For specific $k$ one can write, using the Eigen Deocmposition of the matrix:
$$
\boldsymbol{x}^{\top} \boldsymbol{Q} \boldsymbol{x} = \boldsymbol{x}^{\top} \boldsymbol{U}_{k}^{\top} \boldsymbol{D}_{k} \boldsymbol{U}_{k} \boldsymbol{x}
$$
Where $\boldsymbol{U}_{k}^{\top} \boldsymbol{D}_{k} \boldsymbol{U}_{k} = \boldsymbol{U}_{k}^{\top} \operatorname{Diag} \left( \boldsymbol{d}_{k} \right) \boldsymbol{U}_{k}$ being the Eigen Value Decomposition of $\boldsymbol{Q}_{k}$ with $\boldsymbol{d}_{k} > \boldsymbol{0}$.

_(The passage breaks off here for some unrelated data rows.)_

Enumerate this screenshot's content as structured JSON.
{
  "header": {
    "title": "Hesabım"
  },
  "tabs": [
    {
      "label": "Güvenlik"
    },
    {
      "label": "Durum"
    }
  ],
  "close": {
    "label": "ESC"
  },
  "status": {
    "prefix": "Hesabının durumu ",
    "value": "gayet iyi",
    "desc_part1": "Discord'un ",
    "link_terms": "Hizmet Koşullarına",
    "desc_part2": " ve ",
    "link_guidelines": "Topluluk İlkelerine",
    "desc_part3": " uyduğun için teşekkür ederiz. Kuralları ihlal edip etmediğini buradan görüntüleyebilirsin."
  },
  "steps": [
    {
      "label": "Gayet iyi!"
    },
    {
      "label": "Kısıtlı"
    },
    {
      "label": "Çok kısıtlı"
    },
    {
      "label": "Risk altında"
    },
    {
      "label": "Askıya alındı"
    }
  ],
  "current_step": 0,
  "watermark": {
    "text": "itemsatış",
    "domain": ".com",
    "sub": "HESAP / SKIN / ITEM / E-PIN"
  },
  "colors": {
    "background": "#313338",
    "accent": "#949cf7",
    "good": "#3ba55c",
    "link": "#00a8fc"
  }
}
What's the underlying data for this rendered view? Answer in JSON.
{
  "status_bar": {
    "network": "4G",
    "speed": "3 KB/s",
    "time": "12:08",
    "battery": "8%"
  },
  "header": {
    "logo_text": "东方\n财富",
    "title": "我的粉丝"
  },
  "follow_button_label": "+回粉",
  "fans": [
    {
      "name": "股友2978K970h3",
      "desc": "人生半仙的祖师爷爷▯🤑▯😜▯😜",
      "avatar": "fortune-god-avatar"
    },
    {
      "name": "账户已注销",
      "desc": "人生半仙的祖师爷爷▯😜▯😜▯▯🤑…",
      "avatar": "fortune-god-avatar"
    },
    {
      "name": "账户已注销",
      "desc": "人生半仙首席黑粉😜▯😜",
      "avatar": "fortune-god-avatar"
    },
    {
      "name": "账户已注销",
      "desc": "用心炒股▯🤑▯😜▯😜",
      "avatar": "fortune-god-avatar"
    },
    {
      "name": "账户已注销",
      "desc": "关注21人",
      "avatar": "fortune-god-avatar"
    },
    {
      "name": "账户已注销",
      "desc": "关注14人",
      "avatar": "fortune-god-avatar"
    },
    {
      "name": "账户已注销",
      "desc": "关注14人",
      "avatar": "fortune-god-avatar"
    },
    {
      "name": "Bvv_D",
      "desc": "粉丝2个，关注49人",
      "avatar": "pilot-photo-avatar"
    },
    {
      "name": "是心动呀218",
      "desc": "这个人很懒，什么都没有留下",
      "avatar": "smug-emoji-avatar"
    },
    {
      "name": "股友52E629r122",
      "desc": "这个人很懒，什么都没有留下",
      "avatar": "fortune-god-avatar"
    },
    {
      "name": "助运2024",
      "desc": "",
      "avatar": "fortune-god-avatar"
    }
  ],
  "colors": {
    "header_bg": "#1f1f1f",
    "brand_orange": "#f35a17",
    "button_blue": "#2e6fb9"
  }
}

Setting $\boldsymbol{z}_{k} = \boldsymbol{U}_{k} \boldsymbol{x}$ the problem becomes $\sum_{k}^{N} {\left( \sum_{i}^{p} {d}_{k, i} {z}_{k, i}^{2} - {v}_{k} \right)}^{2}$.
This can be solved by forming a Linear Least Squares problem to find $\boldsymbol{y}_{k} = \boldsymbol{z}_{k}^{\circ 2}$.
It will require to build a matrix $\tilde{\boldsymbol{D}}$ where the $k$ row has $N$ non zero values of $\boldsymbol{d}_{k}$ wrapped with zeros to have length of $N p$. This will match a vector which is the vectorization of all the different $\boldsymbol{y}_{k}$.
Since both $\boldsymbol{d}_{k}$ and $\boldsymbol{v}$ are positive, all values of $\boldsymbol{y}_{k}$ will be non negative as well.
Then, using the identity $\boldsymbol{U}_{k} \boldsymbol{x} = \boldsymbol{z}_{k}$ can be used to get $\boldsymbol{x}$.
I didn't solve it all the way, but I think the end result will be something like:
$$ \boldsymbol{x} = \frac{1}{N} \sum_{k}^{N} \boldsymbol{U}_{k}^{T} \sqrt{\boldsymbol{y}_{k}} $$
There will be ab ambiguity about the sign of each element.